When we place the entirety of our value on how well we can store and recite information from our minds, we miss out entirely on who we are. We miss out on how we are actually constructed. There is an entire part of ourselves found within our hearts we, and others, end up discrediting because of the lack of interaction with our own inner-heart.
We are lovers. As in, we are beings worthy of love.
My natural tendency is to construct logical arguments based on volumes of facts and ideas I have circulating in my mind. What’s great about the culture I grew up in is how it applauds and rewards thinking. School reinforces my value as a thinker for 25 years, because I can remember facts for a test and can construct a term paper by creatively combining ideas I lodged in my brain over the course of a semester.
I’m a thinker, and I’ve been rewarded as a thinker. Even in church.
Within the confines of Western society’s tendency to favor memorization and regurgitation over experiential and relational, the church is rewarding thinkers as well. The mediums we engage in clearly favor an earnest note taker like me who records volumes of sermon notes from the lecturer who stands on the pulpits speaking to the class. My N.T. Wright and C.S. Lewis books sit highlighted on my shelves. My blogroll continually feeds me daily on things currently happening in church culture.
But if instead I am primarily constructed as a lover, if I am worthy of love, where do I experience this? In very personal one-on-one times with God? In a prayer closet tucked away inside my home? At an awkward social-media-length distance from friends?
Silent Planet is quickly rising to the level of my favorite band.
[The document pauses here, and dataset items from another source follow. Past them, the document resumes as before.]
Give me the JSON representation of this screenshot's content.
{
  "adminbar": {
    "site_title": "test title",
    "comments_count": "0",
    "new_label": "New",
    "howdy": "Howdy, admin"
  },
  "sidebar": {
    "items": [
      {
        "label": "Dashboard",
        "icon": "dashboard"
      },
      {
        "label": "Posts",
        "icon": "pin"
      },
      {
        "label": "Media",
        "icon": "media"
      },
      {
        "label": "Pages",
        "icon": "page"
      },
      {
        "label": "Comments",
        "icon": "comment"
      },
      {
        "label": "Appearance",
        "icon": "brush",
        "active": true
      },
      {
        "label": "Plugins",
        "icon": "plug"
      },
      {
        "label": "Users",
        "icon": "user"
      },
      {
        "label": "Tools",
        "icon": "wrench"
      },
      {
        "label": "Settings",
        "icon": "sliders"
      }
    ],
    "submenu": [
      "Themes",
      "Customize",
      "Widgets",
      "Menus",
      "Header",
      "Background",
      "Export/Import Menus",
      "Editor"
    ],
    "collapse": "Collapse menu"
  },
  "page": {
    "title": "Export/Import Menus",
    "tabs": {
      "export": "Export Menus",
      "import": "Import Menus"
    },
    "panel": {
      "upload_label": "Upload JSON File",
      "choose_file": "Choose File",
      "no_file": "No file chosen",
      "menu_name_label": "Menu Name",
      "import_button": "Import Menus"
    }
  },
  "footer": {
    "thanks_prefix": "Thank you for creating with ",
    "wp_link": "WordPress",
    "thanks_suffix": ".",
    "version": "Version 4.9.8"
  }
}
Ironically, they are named after a C.S. Lewis book. And the lead singer Garrett Russell is no ordinary metal-head screaming lyricist. Garrett is a deep thinker who is extremely well read and profoundly poetic.
In the following interview, Garrett starts off by describing why he refers to his fans as lovers:
We call our fans lovers because we believe that human beings are not so much primarily thinkers as we’ve been taught to believe in Western society . . . but instead that we are not thinking beings but relational beings and that our true identity is found in our relationships that we have.
Garrett is speaking profound wisdom. We are not thinkers only. There of course is tremendous value in being good at thinking. There is true worthiness of learning as much as we can with the abilities we have been given.
But at some point…at some point we can’t just hang our hats on what we think we know. We have to place everything on the line with Who we know.
If we know Jesus within the context of relationship then the dynamics begin shifting. We realize our volumes of books can only go so far. We realize our notes can only be studied over so many times. We even realize our bibles can only be underlined to the point of breaking through the pages.
As primarily relational beings we need to be willing to get real with ourselves and with each other. As images of God, either broken or restored, we have to be willing to plumb the depths of our relational selves. It is how we will connect with each other. It is how we will heal with each other. It is how God created someone right next to you, in community with you, to show you how they overcame a terrible situation you thought only you went through.
How beautiful it is Silent Planet calls their fans lovers. It allows me to take that little step more towards realizing I am loved.
It helps redefine my true self as primarily someone to be loved rather than someone to be thought about. It gives me permission to enter further into relational community with others knowing my words will only go so far. My thoughts can only carry our relationship to a point. But it will be seeing us all as lovers, all broken and scared images of God, which will strip away mere thoughts.